Solzhenitsyn Rebuffed by Gorbachev on Slav Union
MOSCOW — President Mikhail S. Gorbachev today rejected exiled writer Alexander Solzhenitsyn’s recent proposals for replacing the Soviet Union with an all-Slavic state as disrespectful to other ethnic groups.
In his first public remarks on Solzhenitsyn’s suggestions, the 59-year-old Soviet leader said they are unacceptable and sharply conflict with his own views on how to restructure relations between the 15 Soviet republics.
“As a politician, his views on the future of our multinational state are unacceptable,” Gorbachev told the Supreme Soviet legislature. “They are far from reality. . . . These views have a destructive character.”
Gorbachev’s remarks put him into a competition with Solzhenitsyn, a Nobel laureate, for the hearts and minds of the Russian people and underscored the writer’s increasing importance.
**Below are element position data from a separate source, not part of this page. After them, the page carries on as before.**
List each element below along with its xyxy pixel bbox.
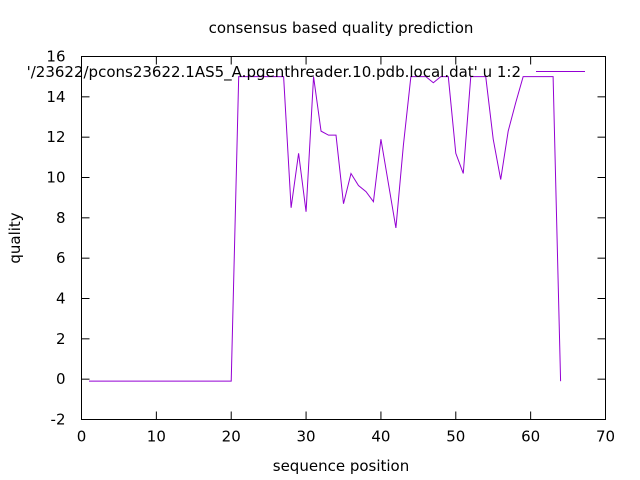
y-tick-label: 16 — [46, 48, 65, 66]
y-tick-label: 2 — [56, 330, 66, 348]
y-tick-label: 10 — [46, 169, 65, 187]
x-tick-label: 40 — [371, 428, 390, 446]
chart-title: consensus based quality prediction — [209, 19, 474, 37]
plot-frame — [81, 56, 606, 420]
x-tick-label: 50 — [446, 428, 465, 446]
legend-label: '/23622/pcons23622.1AS5_A.pgenthreader.1… — [27, 63, 521, 82]
y-tick-label: 8 — [56, 209, 66, 227]
x-tick-label: 30 — [297, 428, 316, 446]
x-tick-label: 60 — [521, 428, 540, 446]
y-tick-label: 4 — [56, 290, 66, 308]
series-line — [88, 76, 562, 382]
y-tick-label: -2 — [51, 411, 66, 429]
x-tick-label: 0 — [77, 428, 87, 446]
y-tick-label: 14 — [46, 88, 65, 106]
y-tick-label: 0 — [56, 370, 66, 388]
legend: '/23622/pcons23622.1AS5_A.pgenthreader.1… — [27, 63, 585, 82]
y-axis-label: quality — [6, 212, 24, 263]
x-tick-label: 10 — [147, 428, 166, 446]
y-tick-label: 12 — [46, 128, 65, 146]
x-axis-label: sequence position — [273, 457, 409, 475]
x-tick-label: 20 — [222, 428, 241, 446]
x-axis-ticks: 0 10 20 30 40 50 60 70 — [77, 56, 615, 446]
y-axis-ticks: -2 0 2 4 6 8 10 12 14 16 — [46, 48, 606, 429]
y-tick-label: 6 — [56, 249, 66, 267]
plot-area — [88, 76, 562, 382]
x-tick-label: 70 — [596, 428, 615, 446]
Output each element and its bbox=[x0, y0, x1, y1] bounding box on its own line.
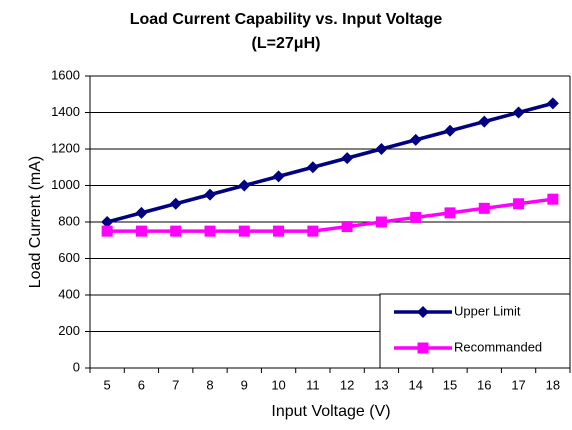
data-point bbox=[513, 198, 525, 210]
data-point bbox=[375, 143, 388, 155]
data-point bbox=[135, 225, 147, 237]
y-tick-label: 800 bbox=[58, 213, 80, 228]
x-tick-label: 18 bbox=[546, 377, 560, 392]
legend-marker bbox=[417, 342, 429, 354]
data-point bbox=[478, 115, 491, 128]
data-point bbox=[238, 225, 250, 237]
data-point bbox=[375, 216, 387, 228]
y-axis-title: Load Current (mA) bbox=[27, 156, 44, 289]
data-point bbox=[444, 207, 456, 219]
x-tick-label: 17 bbox=[511, 377, 525, 392]
data-point bbox=[204, 225, 216, 237]
chart-title: Load Current Capability vs. Input Voltag… bbox=[130, 11, 443, 28]
data-point bbox=[546, 97, 559, 110]
data-point bbox=[409, 133, 422, 146]
data-point bbox=[444, 124, 456, 137]
data-point bbox=[238, 179, 251, 192]
data-point bbox=[341, 221, 353, 233]
data-point bbox=[547, 193, 559, 205]
x-tick-label: 10 bbox=[271, 377, 285, 392]
legend-box bbox=[379, 293, 571, 369]
data-point bbox=[204, 188, 216, 201]
data-point bbox=[410, 211, 422, 223]
x-tick-label: 11 bbox=[306, 377, 320, 392]
x-tick-label: 7 bbox=[172, 377, 179, 392]
data-point bbox=[307, 225, 319, 237]
series-line bbox=[107, 197, 554, 233]
x-tick-label: 13 bbox=[374, 377, 388, 392]
y-tick-label: 1200 bbox=[51, 140, 80, 155]
x-tick-label: 12 bbox=[340, 377, 354, 392]
data-point bbox=[272, 170, 285, 183]
data-point bbox=[135, 206, 148, 219]
data-point bbox=[341, 152, 354, 165]
y-tick-label: 1600 bbox=[51, 67, 80, 82]
chart-subtitle: (L=27μH) bbox=[252, 35, 321, 52]
data-point bbox=[478, 202, 490, 214]
x-tick-label: 16 bbox=[477, 377, 491, 392]
y-tick-label: 1000 bbox=[51, 177, 80, 192]
data-point bbox=[101, 216, 114, 228]
legend-marker bbox=[417, 306, 429, 318]
y-tick-label: 200 bbox=[58, 323, 80, 338]
data-point bbox=[170, 225, 182, 237]
y-tick-label: 0 bbox=[73, 359, 80, 374]
data-point bbox=[169, 197, 182, 210]
legend-label: Recommanded bbox=[454, 339, 542, 354]
data-point bbox=[512, 106, 525, 119]
y-tick-label: 600 bbox=[58, 250, 80, 265]
y-tick-label: 400 bbox=[58, 286, 80, 301]
x-tick-label: 14 bbox=[408, 377, 422, 392]
data-point bbox=[306, 161, 319, 174]
series-line bbox=[106, 101, 554, 224]
x-tick-label: 9 bbox=[241, 377, 248, 392]
legend-label: Upper Limit bbox=[454, 303, 521, 318]
x-axis-title: Input Voltage (V) bbox=[271, 403, 390, 420]
data-point bbox=[273, 225, 285, 237]
x-tick-label: 15 bbox=[443, 377, 457, 392]
x-tick-label: 8 bbox=[206, 377, 213, 392]
y-tick-label: 1400 bbox=[51, 104, 80, 119]
data-point bbox=[101, 225, 113, 237]
x-tick-label: 6 bbox=[138, 377, 145, 392]
x-tick-label: 5 bbox=[104, 377, 111, 392]
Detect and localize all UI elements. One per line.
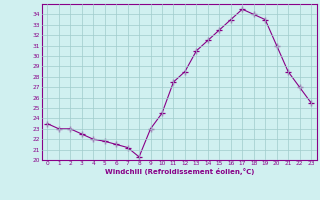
X-axis label: Windchill (Refroidissement éolien,°C): Windchill (Refroidissement éolien,°C)	[105, 168, 254, 175]
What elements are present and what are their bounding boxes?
Solzhenitsyn, who lives in Cavendish, Vt., described life in Soviet prison camps in such acclaimed works as “One Day in the Life of Ivan Denisovich,” and “The Gulag Archipelago.”
In his article, which appeared Sept. 18 in the reformist newspaper Komsomolskaya Pravda, Solzhenitsyn, 71, called for spirituality over materialism and a unified Slavic nation.
Solzhenitsyn suggested forming a “Russian Union,” which would include the republics of Russia, Byelorussia and the Ukraine. A large part of Kazakhstan would also be included. The 12 other Soviet republics, including the rest of Kazakhstan, have different cultures and should be allowed to secede, he said.
Gorbachev said Solzhenitsyn’s political views are “all in the past, the past Russia, the czarist monarchy.”